CAIRO – British parliament debates today whether to ban the US presidential hopeful Donald Trump from entering the UK, after more than 570,000 people signed a petition to ban the business mogul over his calls to ban Muslims’ entry to the US.
“The Home Office has previous [cases] in banning hate preachers engaging in rhetoric similar to that of Trump,” Tulip Siddiq, Muslim MP for Hampstead and Kilburn, told the Daily Mail on Monday, January 18.
“To argue there is no precedent for banning him does not stand up to decisions taken by this Home Secretary, or indeed previous Labour home secretaries. The real question is ‘Why should we make an exception for billionaire politicians?’ We should not.”
Siddiq, 33, and other MPs will call on Home Secretary Theresa May to use powers to ban him from Britain in a Westminster Hall debate this afternoon.
“Those that argue his words are a joke or do not amount to inciting violence, need to take a closer look at the increase in anti-Muslim hate crimes in America since his comments,” she added.
The House of Commons debate came after more than 570,000 people signed a petition demanding the tycoon is barred from the UK after he said British police ‘fear for their lives’ in Muslim communities because they are ‘so radicalised’.
The Republican frontrunner was branded “obnoxious, repellent and dangerous” after claims over radicalization in Britain in December.
He also called for a “total and complete shutdown of Muslims entering the United States” after the San Bernardino shooting in California carried out by married extremists.
During the debate, the Muslim MP said Trumps words are “are not funny, his words are poisonous.”
She accused him of inflaming tension between “vulnerable communities.”
Invitation
Unlike Siddiq, who pledged to tear Trump’s reputations to shreds this evening, Naz Shah, another Muslim MP who won her Bradford West seat at the 2015 general election, said she will invite Donald Trump on a tour of her constituency.

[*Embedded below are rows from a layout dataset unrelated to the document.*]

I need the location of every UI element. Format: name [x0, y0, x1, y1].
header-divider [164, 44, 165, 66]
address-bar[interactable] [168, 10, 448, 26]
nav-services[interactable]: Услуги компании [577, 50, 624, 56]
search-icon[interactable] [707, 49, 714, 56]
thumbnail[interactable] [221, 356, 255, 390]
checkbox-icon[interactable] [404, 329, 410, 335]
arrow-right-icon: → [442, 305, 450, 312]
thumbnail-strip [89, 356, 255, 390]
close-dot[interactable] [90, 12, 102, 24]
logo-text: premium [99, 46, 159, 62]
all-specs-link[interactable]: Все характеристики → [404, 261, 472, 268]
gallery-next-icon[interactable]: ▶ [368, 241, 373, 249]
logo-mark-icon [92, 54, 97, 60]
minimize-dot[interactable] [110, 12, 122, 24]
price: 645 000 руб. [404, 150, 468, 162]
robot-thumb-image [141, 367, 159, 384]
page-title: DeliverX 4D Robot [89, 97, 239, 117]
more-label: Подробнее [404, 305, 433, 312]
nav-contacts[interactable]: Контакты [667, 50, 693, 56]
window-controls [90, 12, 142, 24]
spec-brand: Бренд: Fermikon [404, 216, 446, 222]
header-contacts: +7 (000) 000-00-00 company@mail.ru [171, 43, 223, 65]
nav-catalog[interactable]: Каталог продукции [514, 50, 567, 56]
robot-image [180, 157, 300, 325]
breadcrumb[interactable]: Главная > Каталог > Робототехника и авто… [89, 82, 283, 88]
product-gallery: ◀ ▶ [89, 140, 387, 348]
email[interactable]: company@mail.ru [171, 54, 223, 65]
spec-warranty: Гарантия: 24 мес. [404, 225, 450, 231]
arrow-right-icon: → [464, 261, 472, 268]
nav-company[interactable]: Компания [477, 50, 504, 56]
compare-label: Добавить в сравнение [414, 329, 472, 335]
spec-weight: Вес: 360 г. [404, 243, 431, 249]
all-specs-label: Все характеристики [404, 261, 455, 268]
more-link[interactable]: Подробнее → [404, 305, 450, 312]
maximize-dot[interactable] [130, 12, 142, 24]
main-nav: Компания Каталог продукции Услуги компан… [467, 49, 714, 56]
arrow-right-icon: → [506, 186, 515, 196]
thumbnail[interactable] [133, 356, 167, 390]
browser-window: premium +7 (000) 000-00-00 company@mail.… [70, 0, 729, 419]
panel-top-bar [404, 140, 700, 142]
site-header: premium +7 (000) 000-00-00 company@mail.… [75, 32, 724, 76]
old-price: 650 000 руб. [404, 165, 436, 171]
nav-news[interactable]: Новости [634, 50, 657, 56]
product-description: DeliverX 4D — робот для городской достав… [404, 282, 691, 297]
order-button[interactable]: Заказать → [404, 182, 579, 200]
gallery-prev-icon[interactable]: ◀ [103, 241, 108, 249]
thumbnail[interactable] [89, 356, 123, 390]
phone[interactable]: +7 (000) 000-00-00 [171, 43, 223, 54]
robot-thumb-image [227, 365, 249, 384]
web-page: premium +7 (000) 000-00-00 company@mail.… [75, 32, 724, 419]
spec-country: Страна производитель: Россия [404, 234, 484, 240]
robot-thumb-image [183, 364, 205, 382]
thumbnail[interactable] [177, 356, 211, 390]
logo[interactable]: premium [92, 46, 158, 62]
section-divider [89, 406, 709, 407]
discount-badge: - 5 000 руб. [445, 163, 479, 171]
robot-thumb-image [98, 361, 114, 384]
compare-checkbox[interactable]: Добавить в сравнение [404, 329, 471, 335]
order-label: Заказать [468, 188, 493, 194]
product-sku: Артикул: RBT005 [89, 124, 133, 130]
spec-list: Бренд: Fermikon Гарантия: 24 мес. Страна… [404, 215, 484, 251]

“Do I want to ban him? No I don’t want to ban him,” she said.
“I’m going to give him an open invitation on the record to invite him to Bradford West…if I try to ban him then I am no better than him trying to ban me from entering America. Two wrongs don’t make a right.”
A similar opinion was expressed by Labour MP Paul Flynn, who’s leading the debate.
He said he wants to take Trump on a tour of Brixton to show how in Britain different ethnicities and faiths live in harmony, reports our Parliamentary Sketchwriter, Michael Deacon.
He would ask Trump to “show us where these so-called ‘no-go areas’ are”.
Flynn warned MPs against giving Trump the “halo of martyrdom” by banning him from Britain, as he warned there was a danger this debate meant the UK were already granting him “too much attention.”